Regarding tires: there is a wide range of capability in “all-season tires”, from basically just slightly better than summer use high performance to “suitable for snow if cautious”. I don’t know what the stock tires are on your vehicle, but recognize that OEM tires are selected generally for cheapness and compatibility across the vehicle line rather than for optimal performance, and so you may want to consider a different brand and make of all-season all-weather tires. I use a semi-premium (but not terribly expensive) brand of all-weather, all-season high performance radials on my car (also a Subaru) and haven’t had any problems driving through rain and light snow through mountains, although in those conditions I admittedly don’t try to drift around corners in an effort to replicate heart-pounding scenes from Frankenheimer’s Ronin. Tirerack.com provides some good, reasonably unbiased information and reviews on different brands of tires, including actual driving comparison. For the kind of conditions you describe, snow tires shouldn’t be necessary, and will create more noise and wear faster than all-season tires.

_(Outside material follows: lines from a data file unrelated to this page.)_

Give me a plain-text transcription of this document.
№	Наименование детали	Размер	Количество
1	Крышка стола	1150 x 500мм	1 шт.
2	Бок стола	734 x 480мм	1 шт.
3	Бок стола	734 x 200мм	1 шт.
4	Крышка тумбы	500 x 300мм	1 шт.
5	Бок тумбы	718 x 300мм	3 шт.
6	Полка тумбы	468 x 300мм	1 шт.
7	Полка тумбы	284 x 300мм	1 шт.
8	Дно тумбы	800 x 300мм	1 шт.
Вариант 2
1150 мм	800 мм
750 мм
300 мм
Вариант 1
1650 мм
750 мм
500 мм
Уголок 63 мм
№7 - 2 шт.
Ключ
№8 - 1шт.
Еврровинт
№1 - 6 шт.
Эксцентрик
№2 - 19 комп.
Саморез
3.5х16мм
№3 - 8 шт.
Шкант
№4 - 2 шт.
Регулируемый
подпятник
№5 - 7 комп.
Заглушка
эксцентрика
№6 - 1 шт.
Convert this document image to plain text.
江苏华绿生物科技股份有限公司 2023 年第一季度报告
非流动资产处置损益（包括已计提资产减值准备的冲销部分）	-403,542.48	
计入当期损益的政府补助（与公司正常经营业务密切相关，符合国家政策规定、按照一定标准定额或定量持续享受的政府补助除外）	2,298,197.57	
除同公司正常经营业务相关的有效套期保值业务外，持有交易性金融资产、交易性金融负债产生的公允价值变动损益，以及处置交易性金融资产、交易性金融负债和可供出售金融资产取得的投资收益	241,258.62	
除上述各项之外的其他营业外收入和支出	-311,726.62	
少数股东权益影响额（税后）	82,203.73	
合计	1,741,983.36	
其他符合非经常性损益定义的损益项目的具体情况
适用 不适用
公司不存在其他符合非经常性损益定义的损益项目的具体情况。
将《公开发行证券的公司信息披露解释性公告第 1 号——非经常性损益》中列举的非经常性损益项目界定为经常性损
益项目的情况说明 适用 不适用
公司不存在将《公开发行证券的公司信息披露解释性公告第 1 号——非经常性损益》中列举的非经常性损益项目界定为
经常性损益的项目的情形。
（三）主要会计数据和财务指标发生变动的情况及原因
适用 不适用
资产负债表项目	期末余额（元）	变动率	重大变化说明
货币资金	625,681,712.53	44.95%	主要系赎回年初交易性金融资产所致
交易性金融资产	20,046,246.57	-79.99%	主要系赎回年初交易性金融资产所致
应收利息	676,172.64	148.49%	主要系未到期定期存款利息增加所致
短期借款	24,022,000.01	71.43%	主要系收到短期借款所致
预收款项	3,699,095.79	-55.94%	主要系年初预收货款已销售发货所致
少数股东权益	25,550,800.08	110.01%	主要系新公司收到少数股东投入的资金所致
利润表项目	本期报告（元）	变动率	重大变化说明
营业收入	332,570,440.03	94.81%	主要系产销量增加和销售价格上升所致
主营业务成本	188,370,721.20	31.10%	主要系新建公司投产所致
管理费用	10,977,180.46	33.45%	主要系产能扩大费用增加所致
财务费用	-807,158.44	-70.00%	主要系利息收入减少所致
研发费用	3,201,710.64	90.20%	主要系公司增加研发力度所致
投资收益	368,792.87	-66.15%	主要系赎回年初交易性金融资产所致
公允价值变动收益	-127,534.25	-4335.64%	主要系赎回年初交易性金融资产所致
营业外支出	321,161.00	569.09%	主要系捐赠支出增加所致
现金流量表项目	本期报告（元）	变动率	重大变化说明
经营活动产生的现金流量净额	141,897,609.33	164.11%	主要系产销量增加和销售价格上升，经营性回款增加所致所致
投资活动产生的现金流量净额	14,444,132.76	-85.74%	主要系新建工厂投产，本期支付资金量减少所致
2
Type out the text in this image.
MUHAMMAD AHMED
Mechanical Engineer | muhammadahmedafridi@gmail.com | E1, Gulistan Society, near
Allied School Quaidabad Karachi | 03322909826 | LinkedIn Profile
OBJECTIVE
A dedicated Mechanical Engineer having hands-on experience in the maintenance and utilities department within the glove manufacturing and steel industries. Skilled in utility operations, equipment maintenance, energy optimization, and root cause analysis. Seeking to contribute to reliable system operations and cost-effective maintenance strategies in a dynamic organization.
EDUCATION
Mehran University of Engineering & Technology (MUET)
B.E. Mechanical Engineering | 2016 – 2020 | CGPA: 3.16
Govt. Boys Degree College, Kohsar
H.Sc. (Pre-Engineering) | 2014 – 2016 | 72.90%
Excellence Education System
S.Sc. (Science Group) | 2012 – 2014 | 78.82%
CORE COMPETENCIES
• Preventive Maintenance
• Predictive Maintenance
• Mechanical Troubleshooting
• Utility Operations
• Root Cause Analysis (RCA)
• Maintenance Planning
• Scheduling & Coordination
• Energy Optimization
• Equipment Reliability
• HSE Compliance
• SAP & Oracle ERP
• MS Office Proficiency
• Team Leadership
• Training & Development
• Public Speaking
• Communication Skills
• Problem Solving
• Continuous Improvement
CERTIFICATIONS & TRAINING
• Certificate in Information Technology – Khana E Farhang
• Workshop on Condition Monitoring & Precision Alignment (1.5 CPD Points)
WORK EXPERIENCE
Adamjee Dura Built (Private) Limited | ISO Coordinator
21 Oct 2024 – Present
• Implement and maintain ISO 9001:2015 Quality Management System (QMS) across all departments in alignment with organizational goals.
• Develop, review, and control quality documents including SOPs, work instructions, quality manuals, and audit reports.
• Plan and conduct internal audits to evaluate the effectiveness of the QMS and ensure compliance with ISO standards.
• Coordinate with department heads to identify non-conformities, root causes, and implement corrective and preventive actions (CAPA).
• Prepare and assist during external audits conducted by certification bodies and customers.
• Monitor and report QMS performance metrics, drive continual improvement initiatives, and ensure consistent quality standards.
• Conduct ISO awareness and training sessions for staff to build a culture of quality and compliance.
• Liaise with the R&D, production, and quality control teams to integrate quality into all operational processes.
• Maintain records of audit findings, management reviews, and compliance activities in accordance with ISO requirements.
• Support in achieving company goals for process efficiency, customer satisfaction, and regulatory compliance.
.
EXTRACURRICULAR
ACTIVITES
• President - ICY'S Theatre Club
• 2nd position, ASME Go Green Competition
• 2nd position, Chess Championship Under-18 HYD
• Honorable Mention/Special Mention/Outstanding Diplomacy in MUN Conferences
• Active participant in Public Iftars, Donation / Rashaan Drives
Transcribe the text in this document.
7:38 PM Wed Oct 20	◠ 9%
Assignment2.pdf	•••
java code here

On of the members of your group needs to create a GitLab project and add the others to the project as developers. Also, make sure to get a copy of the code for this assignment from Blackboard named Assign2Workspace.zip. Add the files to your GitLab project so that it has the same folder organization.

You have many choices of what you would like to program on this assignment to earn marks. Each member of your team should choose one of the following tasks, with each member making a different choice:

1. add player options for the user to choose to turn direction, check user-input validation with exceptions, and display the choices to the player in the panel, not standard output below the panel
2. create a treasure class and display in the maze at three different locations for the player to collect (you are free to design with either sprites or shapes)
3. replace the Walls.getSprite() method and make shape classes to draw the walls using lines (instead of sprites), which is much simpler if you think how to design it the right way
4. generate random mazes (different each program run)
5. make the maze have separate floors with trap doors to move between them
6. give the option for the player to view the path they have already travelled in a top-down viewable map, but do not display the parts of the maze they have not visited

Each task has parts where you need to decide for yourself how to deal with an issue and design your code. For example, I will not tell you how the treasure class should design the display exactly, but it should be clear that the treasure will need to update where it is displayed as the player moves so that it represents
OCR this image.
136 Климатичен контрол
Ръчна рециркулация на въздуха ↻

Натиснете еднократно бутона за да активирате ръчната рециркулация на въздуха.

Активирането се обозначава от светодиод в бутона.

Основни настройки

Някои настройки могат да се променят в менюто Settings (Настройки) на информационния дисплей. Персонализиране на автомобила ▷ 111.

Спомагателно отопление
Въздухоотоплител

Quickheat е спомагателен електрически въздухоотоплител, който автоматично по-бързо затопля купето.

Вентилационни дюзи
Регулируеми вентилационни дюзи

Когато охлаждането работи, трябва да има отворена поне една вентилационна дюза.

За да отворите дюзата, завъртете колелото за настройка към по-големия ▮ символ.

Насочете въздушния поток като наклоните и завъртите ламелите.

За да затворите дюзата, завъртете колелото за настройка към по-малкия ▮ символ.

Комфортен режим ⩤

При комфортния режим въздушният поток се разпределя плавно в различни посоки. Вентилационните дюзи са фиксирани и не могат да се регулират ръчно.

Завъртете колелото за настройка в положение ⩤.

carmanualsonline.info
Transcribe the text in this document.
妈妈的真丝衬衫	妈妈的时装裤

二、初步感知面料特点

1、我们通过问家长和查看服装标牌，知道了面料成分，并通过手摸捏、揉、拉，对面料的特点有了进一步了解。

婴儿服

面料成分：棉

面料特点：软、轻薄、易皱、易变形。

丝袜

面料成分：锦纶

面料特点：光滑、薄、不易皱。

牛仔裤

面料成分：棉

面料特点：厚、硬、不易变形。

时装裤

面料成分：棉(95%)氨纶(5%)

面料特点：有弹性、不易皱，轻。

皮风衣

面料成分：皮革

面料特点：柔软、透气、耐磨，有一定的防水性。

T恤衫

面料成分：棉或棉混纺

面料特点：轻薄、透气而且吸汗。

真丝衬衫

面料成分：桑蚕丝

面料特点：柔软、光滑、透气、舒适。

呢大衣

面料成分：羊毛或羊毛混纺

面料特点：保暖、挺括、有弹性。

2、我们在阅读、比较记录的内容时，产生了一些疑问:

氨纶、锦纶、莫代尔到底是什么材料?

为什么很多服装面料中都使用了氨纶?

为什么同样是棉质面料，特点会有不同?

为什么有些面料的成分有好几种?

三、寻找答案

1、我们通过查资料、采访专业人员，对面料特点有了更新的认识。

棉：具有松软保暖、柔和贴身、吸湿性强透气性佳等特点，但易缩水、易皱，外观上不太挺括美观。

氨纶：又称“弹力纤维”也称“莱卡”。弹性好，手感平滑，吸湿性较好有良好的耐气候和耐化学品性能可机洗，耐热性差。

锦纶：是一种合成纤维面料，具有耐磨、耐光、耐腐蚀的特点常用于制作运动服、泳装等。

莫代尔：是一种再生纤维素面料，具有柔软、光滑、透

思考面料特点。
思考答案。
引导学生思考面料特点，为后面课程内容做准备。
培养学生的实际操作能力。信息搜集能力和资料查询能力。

Chains are unnecessary (and depending on your model, may not fit on your vehicle) unless you are driving on incline on hardpack snow, and will also tear the crap out of your tires if you use them frequently.
In summary, buy good quality all-season tires, slow down in snow and rain (if you think you might be going to fast, you are going way too fast), and don’t assume that the “AWD” badge and the marketing hype about Subaru Symmetrical All-Wheel Drive, Vehicle Dynamic Control, and “four channel, four sensor, computer-controlled, antilock brakes” is going to fundamentally change the laws of physics in the immediate vicinity of your vehicle.